Or should I say the business is outdated?
Just spoke today with some salesman that was at Fastweb (one of the largest Italian MAN providers that also gives NATed access to Internet) to offer some software solutions. Skipping over the jokes and technical staff, here is the sentence important in this context:
And then I say:
– Yes, of course, but you see, this is the newest technology on the market, bleeding edge, one of a kind!
And then he goes:
– But we at fastweb, we don’t need any bleeding edge stuff, it all works for us as it is now.
And tonight a client contacts me to complain that he had to receive some important mails and he didn’t. Well, I take these things seriously, email should work (unless the client messes it up :), checking the logs and see this:
DEFANGING MAIL: WARNING: contains virus INetMsg.SpamDomain-2w.fastwebnet_it.UNOFFICIAL
Oh gosh, a really good spam domains database has included all the fastwebnet.it as spam origin!

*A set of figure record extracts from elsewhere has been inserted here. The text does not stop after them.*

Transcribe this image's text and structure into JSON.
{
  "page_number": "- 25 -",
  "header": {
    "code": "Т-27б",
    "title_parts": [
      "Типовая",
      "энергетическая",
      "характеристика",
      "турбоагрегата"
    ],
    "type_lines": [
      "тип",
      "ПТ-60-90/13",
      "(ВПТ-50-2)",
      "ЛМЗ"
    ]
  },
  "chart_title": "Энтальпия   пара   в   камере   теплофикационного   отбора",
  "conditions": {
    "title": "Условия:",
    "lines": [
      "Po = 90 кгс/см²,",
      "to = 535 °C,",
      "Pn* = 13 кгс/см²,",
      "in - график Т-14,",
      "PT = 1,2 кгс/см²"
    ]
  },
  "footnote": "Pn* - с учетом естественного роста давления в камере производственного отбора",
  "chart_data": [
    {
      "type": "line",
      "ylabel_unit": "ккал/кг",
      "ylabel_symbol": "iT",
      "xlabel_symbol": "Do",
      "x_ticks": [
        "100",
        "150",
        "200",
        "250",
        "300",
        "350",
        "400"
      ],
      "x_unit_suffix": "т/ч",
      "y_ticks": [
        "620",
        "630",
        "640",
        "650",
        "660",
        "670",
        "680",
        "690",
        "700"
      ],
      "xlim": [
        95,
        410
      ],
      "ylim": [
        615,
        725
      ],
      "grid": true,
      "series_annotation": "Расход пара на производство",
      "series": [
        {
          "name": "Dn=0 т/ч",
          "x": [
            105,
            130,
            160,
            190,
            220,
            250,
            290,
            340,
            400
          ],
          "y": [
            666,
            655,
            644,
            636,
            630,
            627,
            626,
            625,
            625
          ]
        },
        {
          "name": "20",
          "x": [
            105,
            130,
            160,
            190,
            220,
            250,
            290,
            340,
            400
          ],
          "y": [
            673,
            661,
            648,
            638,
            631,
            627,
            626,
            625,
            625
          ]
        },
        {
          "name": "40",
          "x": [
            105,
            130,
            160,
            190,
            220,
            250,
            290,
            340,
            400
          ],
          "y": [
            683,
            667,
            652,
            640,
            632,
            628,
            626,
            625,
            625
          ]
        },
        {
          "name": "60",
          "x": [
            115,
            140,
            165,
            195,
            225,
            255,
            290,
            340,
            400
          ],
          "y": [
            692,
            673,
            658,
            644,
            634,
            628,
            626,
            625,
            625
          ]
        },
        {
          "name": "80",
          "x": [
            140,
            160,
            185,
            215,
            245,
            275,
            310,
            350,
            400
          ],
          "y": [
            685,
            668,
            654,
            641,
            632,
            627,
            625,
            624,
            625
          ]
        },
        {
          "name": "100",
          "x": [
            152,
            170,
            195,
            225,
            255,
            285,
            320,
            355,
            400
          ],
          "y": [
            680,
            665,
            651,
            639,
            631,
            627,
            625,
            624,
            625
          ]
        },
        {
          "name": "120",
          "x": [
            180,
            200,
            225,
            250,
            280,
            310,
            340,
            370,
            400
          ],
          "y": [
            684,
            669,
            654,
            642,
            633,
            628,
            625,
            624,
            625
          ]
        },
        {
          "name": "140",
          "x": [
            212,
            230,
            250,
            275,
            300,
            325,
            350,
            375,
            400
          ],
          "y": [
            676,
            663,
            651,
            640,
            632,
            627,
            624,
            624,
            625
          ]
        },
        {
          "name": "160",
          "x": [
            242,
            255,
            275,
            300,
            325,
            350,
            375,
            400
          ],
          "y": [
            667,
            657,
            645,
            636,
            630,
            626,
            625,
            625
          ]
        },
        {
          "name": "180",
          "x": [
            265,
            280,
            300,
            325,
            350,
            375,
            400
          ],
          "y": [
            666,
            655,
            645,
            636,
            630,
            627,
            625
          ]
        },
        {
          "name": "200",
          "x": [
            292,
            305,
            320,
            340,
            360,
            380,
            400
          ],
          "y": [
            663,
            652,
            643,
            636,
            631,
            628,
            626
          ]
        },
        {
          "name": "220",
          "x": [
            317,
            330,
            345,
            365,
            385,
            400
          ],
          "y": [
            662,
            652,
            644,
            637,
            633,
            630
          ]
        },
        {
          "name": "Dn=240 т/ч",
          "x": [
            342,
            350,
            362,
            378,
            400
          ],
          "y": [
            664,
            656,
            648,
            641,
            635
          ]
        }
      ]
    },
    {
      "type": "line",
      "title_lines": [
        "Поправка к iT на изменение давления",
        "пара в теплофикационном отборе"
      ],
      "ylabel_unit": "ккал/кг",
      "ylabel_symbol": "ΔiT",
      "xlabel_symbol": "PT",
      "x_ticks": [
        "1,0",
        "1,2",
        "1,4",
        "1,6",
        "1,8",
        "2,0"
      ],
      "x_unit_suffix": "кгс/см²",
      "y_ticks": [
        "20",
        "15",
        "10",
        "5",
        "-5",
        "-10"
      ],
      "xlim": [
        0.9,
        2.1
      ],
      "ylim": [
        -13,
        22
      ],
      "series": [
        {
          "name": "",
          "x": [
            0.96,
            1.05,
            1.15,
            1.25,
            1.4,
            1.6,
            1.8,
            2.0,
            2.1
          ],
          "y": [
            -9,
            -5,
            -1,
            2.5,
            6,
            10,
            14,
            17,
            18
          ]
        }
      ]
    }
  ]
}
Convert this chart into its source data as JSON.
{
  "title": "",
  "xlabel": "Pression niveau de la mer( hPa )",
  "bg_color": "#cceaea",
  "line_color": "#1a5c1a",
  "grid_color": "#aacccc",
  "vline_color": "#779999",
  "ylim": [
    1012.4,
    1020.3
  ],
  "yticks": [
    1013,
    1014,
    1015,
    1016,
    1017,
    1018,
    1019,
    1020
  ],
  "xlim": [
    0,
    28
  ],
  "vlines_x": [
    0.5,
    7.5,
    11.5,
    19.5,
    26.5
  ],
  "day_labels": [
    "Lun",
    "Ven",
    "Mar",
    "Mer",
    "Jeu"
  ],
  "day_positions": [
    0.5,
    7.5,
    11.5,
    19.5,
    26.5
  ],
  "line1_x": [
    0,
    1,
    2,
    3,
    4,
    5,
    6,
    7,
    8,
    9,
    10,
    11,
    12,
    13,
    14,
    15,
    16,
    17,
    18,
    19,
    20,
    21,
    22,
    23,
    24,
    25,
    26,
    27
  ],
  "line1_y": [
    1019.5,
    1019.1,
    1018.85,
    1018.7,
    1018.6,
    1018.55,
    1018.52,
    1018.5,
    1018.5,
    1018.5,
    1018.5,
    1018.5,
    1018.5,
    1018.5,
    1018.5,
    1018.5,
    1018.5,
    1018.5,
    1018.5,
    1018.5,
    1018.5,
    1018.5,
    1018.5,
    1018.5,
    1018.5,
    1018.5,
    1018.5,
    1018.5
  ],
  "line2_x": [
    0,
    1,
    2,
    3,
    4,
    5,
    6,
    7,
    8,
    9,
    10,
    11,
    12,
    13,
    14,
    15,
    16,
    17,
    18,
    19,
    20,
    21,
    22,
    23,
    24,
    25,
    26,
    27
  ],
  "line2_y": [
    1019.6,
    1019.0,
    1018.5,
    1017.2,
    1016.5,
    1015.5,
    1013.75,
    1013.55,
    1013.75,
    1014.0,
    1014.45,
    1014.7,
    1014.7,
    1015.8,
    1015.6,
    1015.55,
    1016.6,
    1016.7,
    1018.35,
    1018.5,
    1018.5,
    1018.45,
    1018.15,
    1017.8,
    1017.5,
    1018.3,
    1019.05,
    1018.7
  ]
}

So, quickly, removing the pattern from database (thank you clam av team for sticking to plain text!), scripting a junk mail mover back to inbox and contacting the database maintainer.
In a couple of minutes he replied that he has whitelisted the fastweb domains. Thanks Bill Landry for what you do!
The conclusion? Well, an Email services provider that accepts email from “authorized” networks, that doesn’t monitor the blacklist ( sanesecurity is a pretty popular service ), that doesn’t authenticate and doesn’t sign, doesn’t SPF … It is sooo 2002 … it doesn’t work like this today and it means you don’t care about your clients email. At all.
Though, I don’t blame anyone here, the larger network (organisation) is the less flexible it becomes but some of these are not capable of being challenged and should disappear with time.